如何解析具有Assets对象的json未知?
作为
{
"ClassName": "Excel",
"Teacher": "Esther",
"Student": 50,
"Aircond": 0,
"Assets": {
"Chair": 50,
"Table": 50,
"Fan": 2,
and might be more here and is unknown to me
}
}
答案 0 :(得分:5)
如果您确定Assets只是一堆具有不同类型值的键,那么您可以使用IDictionary<string, object>来存储Assets:
public class MyClass
{
public string ClassName { get; set; }
public string Teacher { get; set; }
public int Student { get; set; }
public int Aircond { get; set; }
public IDictionary<string, object> Assets { get; set; }
}
var myClass = JsonConvert.DeserializeObject<MyClass>(json);
答案 1 :(得分:2)
您可以将dynamic用作Assets类型:
public class RootObject
{
public string ClassName { get; set; }
public string Teacher { get; set; }
public int Student { get; set; }
public int Aircond { get; set; }
public dynamic Assets { get; set; }
}
然后
RootObject ro = JsonConvert.DeserializeObject<RootObject>(json);
答案 2 :(得分:0)
如果您只是想在不创建自定义C#对象的情况下解析JSON,则可以使用JObject.Parse。
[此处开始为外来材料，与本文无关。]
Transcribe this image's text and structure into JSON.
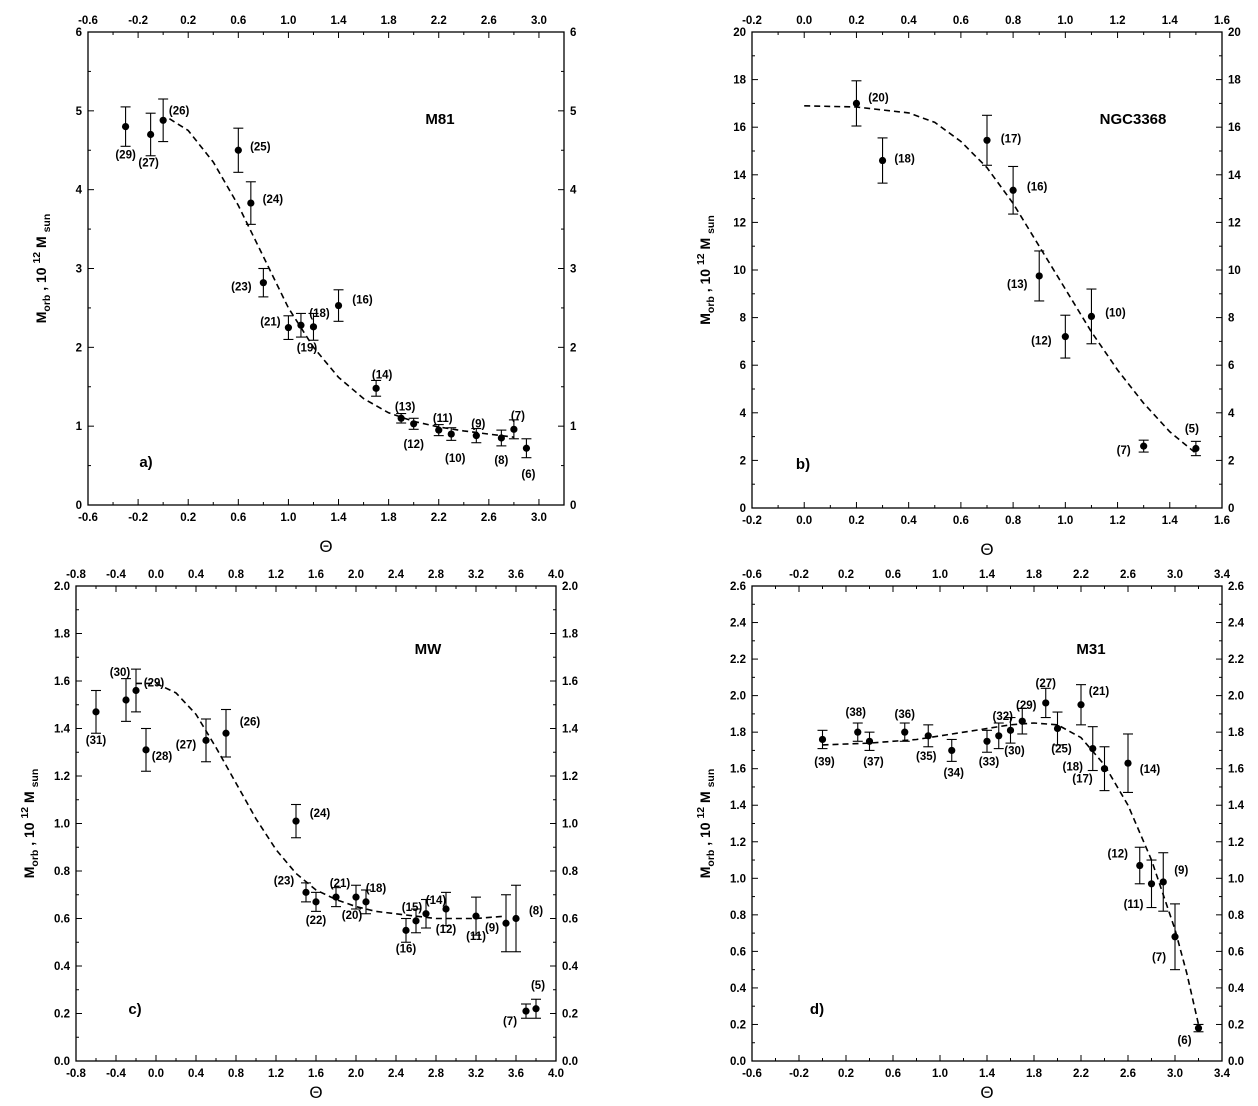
{
  "chart_data": [
    {
      "type": "scatter",
      "name": "M81",
      "letter": "a)",
      "xlabel": "Θ",
      "ylabel": "M_orb , 10^12 M_sun",
      "xlim": [
        -0.6,
        3.2
      ],
      "ylim": [
        0,
        6
      ],
      "xticks": [
        -0.6,
        -0.2,
        0.2,
        0.6,
        1.0,
        1.4,
        1.8,
        2.2,
        2.6,
        3.0
      ],
      "yticks": [
        0,
        1,
        2,
        3,
        4,
        5,
        6
      ],
      "tick_labels_x": [
        "-0.6",
        "-0.2",
        "0.2",
        "0.6",
        "1.0",
        "1.4",
        "1.8",
        "2.2",
        "2.6",
        "3.0"
      ],
      "tick_labels_y": [
        "0",
        "1",
        "2",
        "3",
        "4",
        "5",
        "6"
      ],
      "points": [
        {
          "label": "(29)",
          "x": -0.3,
          "y": 4.8,
          "err": 0.25
        },
        {
          "label": "(27)",
          "x": -0.1,
          "y": 4.7,
          "err": 0.27
        },
        {
          "label": "(26)",
          "x": 0.0,
          "y": 4.88,
          "err": 0.27
        },
        {
          "label": "(25)",
          "x": 0.6,
          "y": 4.5,
          "err": 0.28
        },
        {
          "label": "(24)",
          "x": 0.7,
          "y": 3.83,
          "err": 0.27
        },
        {
          "label": "(23)",
          "x": 0.8,
          "y": 2.82,
          "err": 0.18
        },
        {
          "label": "(21)",
          "x": 1.0,
          "y": 2.25,
          "err": 0.15
        },
        {
          "label": "(19)",
          "x": 1.1,
          "y": 2.28,
          "err": 0.15
        },
        {
          "label": "(18)",
          "x": 1.2,
          "y": 2.26,
          "err": 0.17
        },
        {
          "label": "(16)",
          "x": 1.4,
          "y": 2.53,
          "err": 0.2
        },
        {
          "label": "(14)",
          "x": 1.7,
          "y": 1.48,
          "err": 0.1
        },
        {
          "label": "(13)",
          "x": 1.9,
          "y": 1.1,
          "err": 0.06
        },
        {
          "label": "(12)",
          "x": 2.0,
          "y": 1.03,
          "err": 0.07
        },
        {
          "label": "(11)",
          "x": 2.2,
          "y": 0.95,
          "err": 0.07
        },
        {
          "label": "(10)",
          "x": 2.3,
          "y": 0.9,
          "err": 0.08
        },
        {
          "label": "(9)",
          "x": 2.5,
          "y": 0.88,
          "err": 0.09
        },
        {
          "label": "(8)",
          "x": 2.7,
          "y": 0.85,
          "err": 0.1
        },
        {
          "label": "(7)",
          "x": 2.8,
          "y": 0.96,
          "err": 0.12
        },
        {
          "label": "(6)",
          "x": 2.9,
          "y": 0.72,
          "err": 0.12
        }
      ],
      "curve": [
        [
          0.05,
          4.9
        ],
        [
          0.2,
          4.75
        ],
        [
          0.4,
          4.35
        ],
        [
          0.6,
          3.8
        ],
        [
          0.8,
          3.15
        ],
        [
          1.0,
          2.5
        ],
        [
          1.2,
          2.0
        ],
        [
          1.4,
          1.62
        ],
        [
          1.6,
          1.35
        ],
        [
          1.8,
          1.17
        ],
        [
          2.0,
          1.06
        ],
        [
          2.2,
          0.99
        ],
        [
          2.4,
          0.94
        ],
        [
          2.6,
          0.9
        ],
        [
          2.8,
          0.86
        ]
      ]
    },
    {
      "type": "scatter",
      "name": "NGC3368",
      "letter": "b)",
      "xlabel": "Θ",
      "ylabel": "M_orb , 10^12 M_sun",
      "xlim": [
        -0.2,
        1.6
      ],
      "ylim": [
        0,
        20
      ],
      "xticks": [
        -0.2,
        0.0,
        0.2,
        0.4,
        0.6,
        0.8,
        1.0,
        1.2,
        1.4,
        1.6
      ],
      "yticks": [
        0,
        2,
        4,
        6,
        8,
        10,
        12,
        14,
        16,
        18,
        20
      ],
      "tick_labels_x": [
        "-0.2",
        "0.0",
        "0.2",
        "0.4",
        "0.6",
        "0.8",
        "1.0",
        "1.2",
        "1.4",
        "1.6"
      ],
      "tick_labels_y": [
        "0",
        "2",
        "4",
        "6",
        "8",
        "10",
        "12",
        "14",
        "16",
        "18",
        "20"
      ],
      "points": [
        {
          "label": "(20)",
          "x": 0.2,
          "y": 17.0,
          "err": 0.95
        },
        {
          "label": "(18)",
          "x": 0.3,
          "y": 14.6,
          "err": 0.95
        },
        {
          "label": "(17)",
          "x": 0.7,
          "y": 15.45,
          "err": 1.05
        },
        {
          "label": "(16)",
          "x": 0.8,
          "y": 13.35,
          "err": 1.0
        },
        {
          "label": "(13)",
          "x": 0.9,
          "y": 9.75,
          "err": 1.05
        },
        {
          "label": "(12)",
          "x": 1.0,
          "y": 7.2,
          "err": 0.9
        },
        {
          "label": "(10)",
          "x": 1.1,
          "y": 8.05,
          "err": 1.15
        },
        {
          "label": "(7)",
          "x": 1.3,
          "y": 2.6,
          "err": 0.25
        },
        {
          "label": "(5)",
          "x": 1.5,
          "y": 2.5,
          "err": 0.3
        }
      ],
      "curve": [
        [
          0.0,
          16.9
        ],
        [
          0.2,
          16.85
        ],
        [
          0.4,
          16.6
        ],
        [
          0.5,
          16.2
        ],
        [
          0.6,
          15.4
        ],
        [
          0.7,
          14.3
        ],
        [
          0.8,
          12.8
        ],
        [
          0.9,
          11.0
        ],
        [
          1.0,
          9.2
        ],
        [
          1.1,
          7.4
        ],
        [
          1.2,
          5.8
        ],
        [
          1.3,
          4.4
        ],
        [
          1.4,
          3.2
        ],
        [
          1.5,
          2.3
        ]
      ]
    },
    {
      "type": "scatter",
      "name": "MW",
      "letter": "c)",
      "xlabel": "Θ",
      "ylabel": "M_orb , 10^12 M_sun",
      "xlim": [
        -0.8,
        4.0
      ],
      "ylim": [
        0,
        2.0
      ],
      "xticks": [
        -0.8,
        -0.4,
        0.0,
        0.4,
        0.8,
        1.2,
        1.6,
        2.0,
        2.4,
        2.8,
        3.2,
        3.6,
        4.0
      ],
      "yticks": [
        0.0,
        0.2,
        0.4,
        0.6,
        0.8,
        1.0,
        1.2,
        1.4,
        1.6,
        1.8,
        2.0
      ],
      "tick_labels_x": [
        "-0.8",
        "-0.4",
        "0.0",
        "0.4",
        "0.8",
        "1.2",
        "1.6",
        "2.0",
        "2.4",
        "2.8",
        "3.2",
        "3.6",
        "4.0"
      ],
      "tick_labels_y": [
        "0.0",
        "0.2",
        "0.4",
        "0.6",
        "0.8",
        "1.0",
        "1.2",
        "1.4",
        "1.6",
        "1.8",
        "2.0"
      ],
      "points": [
        {
          "label": "(31)",
          "x": -0.6,
          "y": 1.47,
          "err": 0.09
        },
        {
          "label": "(30)",
          "x": -0.3,
          "y": 1.52,
          "err": 0.09
        },
        {
          "label": "(29)",
          "x": -0.2,
          "y": 1.56,
          "err": 0.09
        },
        {
          "label": "(28)",
          "x": -0.1,
          "y": 1.31,
          "err": 0.09
        },
        {
          "label": "(27)",
          "x": 0.5,
          "y": 1.35,
          "err": 0.09
        },
        {
          "label": "(26)",
          "x": 0.7,
          "y": 1.38,
          "err": 0.1
        },
        {
          "label": "(24)",
          "x": 1.4,
          "y": 1.01,
          "err": 0.07
        },
        {
          "label": "(23)",
          "x": 1.5,
          "y": 0.71,
          "err": 0.04
        },
        {
          "label": "(22)",
          "x": 1.6,
          "y": 0.67,
          "err": 0.04
        },
        {
          "label": "(21)",
          "x": 1.8,
          "y": 0.69,
          "err": 0.04
        },
        {
          "label": "(20)",
          "x": 2.0,
          "y": 0.69,
          "err": 0.05
        },
        {
          "label": "(18)",
          "x": 2.1,
          "y": 0.67,
          "err": 0.05
        },
        {
          "label": "(16)",
          "x": 2.5,
          "y": 0.55,
          "err": 0.05
        },
        {
          "label": "(15)",
          "x": 2.6,
          "y": 0.59,
          "err": 0.05
        },
        {
          "label": "(14)",
          "x": 2.7,
          "y": 0.62,
          "err": 0.06
        },
        {
          "label": "(12)",
          "x": 2.9,
          "y": 0.64,
          "err": 0.07
        },
        {
          "label": "(11)",
          "x": 3.2,
          "y": 0.61,
          "err": 0.08
        },
        {
          "label": "(9)",
          "x": 3.5,
          "y": 0.58,
          "err": 0.12
        },
        {
          "label": "(8)",
          "x": 3.6,
          "y": 0.6,
          "err": 0.14
        },
        {
          "label": "(7)",
          "x": 3.7,
          "y": 0.21,
          "err": 0.03
        },
        {
          "label": "(5)",
          "x": 3.8,
          "y": 0.22,
          "err": 0.04
        }
      ],
      "curve": [
        [
          -0.2,
          1.59
        ],
        [
          0.0,
          1.59
        ],
        [
          0.2,
          1.55
        ],
        [
          0.4,
          1.46
        ],
        [
          0.6,
          1.32
        ],
        [
          0.8,
          1.17
        ],
        [
          1.0,
          1.02
        ],
        [
          1.2,
          0.89
        ],
        [
          1.4,
          0.79
        ],
        [
          1.6,
          0.72
        ],
        [
          1.8,
          0.68
        ],
        [
          2.0,
          0.65
        ],
        [
          2.2,
          0.63
        ],
        [
          2.4,
          0.62
        ],
        [
          2.8,
          0.6
        ],
        [
          3.2,
          0.6
        ],
        [
          3.5,
          0.61
        ]
      ]
    },
    {
      "type": "scatter",
      "name": "M31",
      "letter": "d)",
      "xlabel": "Θ",
      "ylabel": "M_orb , 10^12 M_sun",
      "xlim": [
        -0.6,
        3.4
      ],
      "ylim": [
        0,
        2.6
      ],
      "xticks": [
        -0.6,
        -0.2,
        0.2,
        0.6,
        1.0,
        1.4,
        1.8,
        2.2,
        2.6,
        3.0,
        3.4
      ],
      "yticks": [
        0.0,
        0.2,
        0.4,
        0.6,
        0.8,
        1.0,
        1.2,
        1.4,
        1.6,
        1.8,
        2.0,
        2.2,
        2.4,
        2.6
      ],
      "tick_labels_x": [
        "-0.6",
        "-0.2",
        "0.2",
        "0.6",
        "1.0",
        "1.4",
        "1.8",
        "2.2",
        "2.6",
        "3.0",
        "3.4"
      ],
      "tick_labels_y": [
        "0.0",
        "0.2",
        "0.4",
        "0.6",
        "0.8",
        "1.0",
        "1.2",
        "1.4",
        "1.6",
        "1.8",
        "2.0",
        "2.2",
        "2.4",
        "2.6"
      ],
      "points": [
        {
          "label": "(39)",
          "x": 0.0,
          "y": 1.76,
          "err": 0.05
        },
        {
          "label": "(38)",
          "x": 0.3,
          "y": 1.8,
          "err": 0.05
        },
        {
          "label": "(37)",
          "x": 0.4,
          "y": 1.75,
          "err": 0.05
        },
        {
          "label": "(36)",
          "x": 0.7,
          "y": 1.8,
          "err": 0.05
        },
        {
          "label": "(35)",
          "x": 0.9,
          "y": 1.78,
          "err": 0.06
        },
        {
          "label": "(34)",
          "x": 1.1,
          "y": 1.7,
          "err": 0.06
        },
        {
          "label": "(33)",
          "x": 1.4,
          "y": 1.75,
          "err": 0.06
        },
        {
          "label": "(32)",
          "x": 1.5,
          "y": 1.78,
          "err": 0.07
        },
        {
          "label": "(30)",
          "x": 1.6,
          "y": 1.81,
          "err": 0.07
        },
        {
          "label": "(29)",
          "x": 1.7,
          "y": 1.86,
          "err": 0.07
        },
        {
          "label": "(27)",
          "x": 1.9,
          "y": 1.96,
          "err": 0.08
        },
        {
          "label": "(25)",
          "x": 2.0,
          "y": 1.82,
          "err": 0.09
        },
        {
          "label": "(21)",
          "x": 2.2,
          "y": 1.95,
          "err": 0.11
        },
        {
          "label": "(18)",
          "x": 2.3,
          "y": 1.71,
          "err": 0.12
        },
        {
          "label": "(17)",
          "x": 2.4,
          "y": 1.6,
          "err": 0.12
        },
        {
          "label": "(14)",
          "x": 2.6,
          "y": 1.63,
          "err": 0.16
        },
        {
          "label": "(12)",
          "x": 2.7,
          "y": 1.07,
          "err": 0.1
        },
        {
          "label": "(11)",
          "x": 2.8,
          "y": 0.97,
          "err": 0.13
        },
        {
          "label": "(9)",
          "x": 2.9,
          "y": 0.98,
          "err": 0.16
        },
        {
          "label": "(7)",
          "x": 3.0,
          "y": 0.68,
          "err": 0.18
        },
        {
          "label": "(6)",
          "x": 3.2,
          "y": 0.18,
          "err": 0.02
        }
      ],
      "curve": [
        [
          0.0,
          1.73
        ],
        [
          0.4,
          1.74
        ],
        [
          0.8,
          1.76
        ],
        [
          1.2,
          1.8
        ],
        [
          1.6,
          1.84
        ],
        [
          1.8,
          1.85
        ],
        [
          2.0,
          1.84
        ],
        [
          2.2,
          1.77
        ],
        [
          2.4,
          1.62
        ],
        [
          2.6,
          1.4
        ],
        [
          2.8,
          1.1
        ],
        [
          3.0,
          0.72
        ],
        [
          3.1,
          0.48
        ],
        [
          3.2,
          0.2
        ]
      ]
    }
  ]
}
string json = "{\n\t\"ClassName\": \"Excel\",\n\t\"Teacher\": \"Esther\",\n\t\"Student\": 50,\n\t\"Aircond\": 0,\n\t\"Assets\": {\n\t\t\"Chair\": 50,\n\t\t\"Table\": 50,\n\t\t\"Fan\": 2,\n\t\t\"More\": \"randomText\"\n\t}\n}";
var jObject = JObject.Parse(json);
Console.WriteLine(jObject["Assets"]["More"]);
您将需要可以从NuGet安装的Newtonsoft.Json。